Obviously it is magic, but what it is doing is healing wounds that would ordinarily take days, weeks, months to even heal, and healing that near instantly. An injection of healing magic makes you high, releasing various endorphins and other feel good chemicals that would ordinarily accompany. It doesn’t do this directly, mind you, but indirectly. The injury itself fires the anti-pain drugs, and when the injury is removed, the rush of endorphins from that hits too.
So you’ve got a double dose of “feels good, man” rocking through your arteries. This effect is greatly amplified in blood elves, due to their inherent addiction and reliance on magic.
You ever see holy paladins standing around spamming heals on themselves? Those guys aren’t seeing how long their mana pool can last or doing any testing whatsoever, those guys are getting stoned out of their minds.
In this story, Theronidas is simply drugged up from being punched in the face and then having his broken jaw repaired inside of a single minute.
That, and he’s still pretty much cripplingly nervous too. Zero experience with women does not confidence make.
Arkenheart, of course, is the polar opposite. Confident, ridiculously assertive and aggressive, and well deserving of the title “town bicycle”. She’s had a lot of sex with a lot of dudes, is what I’m trying to say here. And maybe she likes to be a little… fettered when that sex is taking place.

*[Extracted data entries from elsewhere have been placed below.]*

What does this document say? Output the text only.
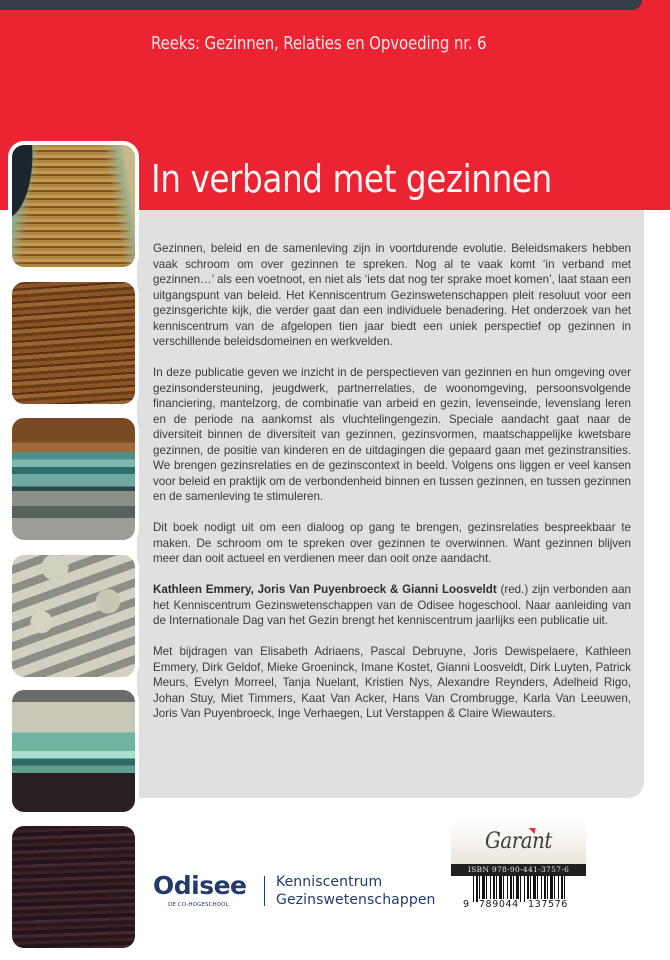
Reeks: Gezinnen, Relaties en Opvoeding nr. 6
In verband met gezinnen

Gezinnen, beleid en de samenleving zijn in voortdurende evolutie. Beleidsmakers hebben vaak schroom om over gezinnen te spreken. Nog al te vaak komt ‘in verband met gezinnen…’ als een voetnoot, en niet als ‘iets dat nog ter sprake moet komen’, laat staan een uitgangspunt van beleid. Het Kenniscentrum Gezinswetenschappen pleit resoluut voor een gezinsgerichte kijk, die verder gaat dan een individuele benadering. Het onderzoek van het kenniscentrum van de afgelopen tien jaar biedt een uniek perspectief op gezinnen in verschillende beleidsdomeinen en werkvelden.

In deze publicatie geven we inzicht in de perspectieven van gezinnen en hun omgeving over gezinsondersteuning, jeugdwerk, partnerrelaties, de woonomgeving, persoonsvolgende financiering, mantelzorg, de combinatie van arbeid en gezin, levenseinde, levenslang leren en de periode na aankomst als vluchtelingengezin. Speciale aandacht gaat naar de diversiteit binnen de diversiteit van gezinnen, gezinsvormen, maatschappelijke kwetsbare gezinnen, de positie van kinderen en de uitdagingen die gepaard gaan met gezinstransities. We brengen gezinsrelaties en de gezinscontext in beeld. Volgens ons liggen er veel kansen voor beleid en praktijk om de verbondenheid binnen en tussen gezinnen, en tussen gezinnen en de samenleving te stimuleren.

Dit boek nodigt uit om een dialoog op gang te brengen, gezinsrelaties bespreekbaar te maken. De schroom om te spreken over gezinnen te overwinnen. Want gezinnen blijven meer dan ooit actueel en verdienen meer dan ooit onze aandacht.

Kathleen Emmery, Joris Van Puyenbroeck & Gianni Loosveldt (red.) zijn verbonden aan het Kenniscentrum Gezinswetenschappen van de Odisee hogeschool. Naar aanleiding van de Internationale Dag van het Gezin brengt het kenniscentrum jaarlijks een publicatie uit.

Met bijdragen van Elisabeth Adriaens, Pascal Debruyne, Joris Dewispelaere, Kathleen Emmery, Dirk Geldof, Mieke Groeninck, Imane Kostet, Gianni Loosveldt, Dirk Luyten, Patrick Meurs, Evelyn Morreel, Tanja Nuelant, Kristien Nys, Alexandre Reynders, Adelheid Rigo, Johan Stuy, Miet Timmers, Kaat Van Acker, Hans Van Crombrugge, Karla Van Leeuwen, Joris Van Puyenbroeck, Inge Verhaegen, Lut Verstappen & Claire Wiewauters.

Odisee
DE CO-HOGESCHOOL
Kenniscentrum
Gezinswetenschappen
Garant
ISBN 978-90-441-3757-6
9 789044 137576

Bondage is so common it hardly even counts as a kink anymore. Stop being so squeamish guys. And if you are into that sort of thing, then sorry for the accidental smut?
You can’t actually tell to well from here, but Bloodwrath and Bloodvalor are actually pretty good friends. They argue and fight alot, verbally sparring and all that, but really the guys are great fellows. If you want to make a buddy cop movie about these two, feel free.
One last LORE NOTE: assault against a Blood Knight is considered about as bad as killing a police officer in the real world. Except in Silvermoon, it’s generally punished by death, with few exceptions. Arkenheart’s case being one of them, but fortunately she seems to have impressed somebody with a certain level of clout with a certain extremely high ranking blood elf.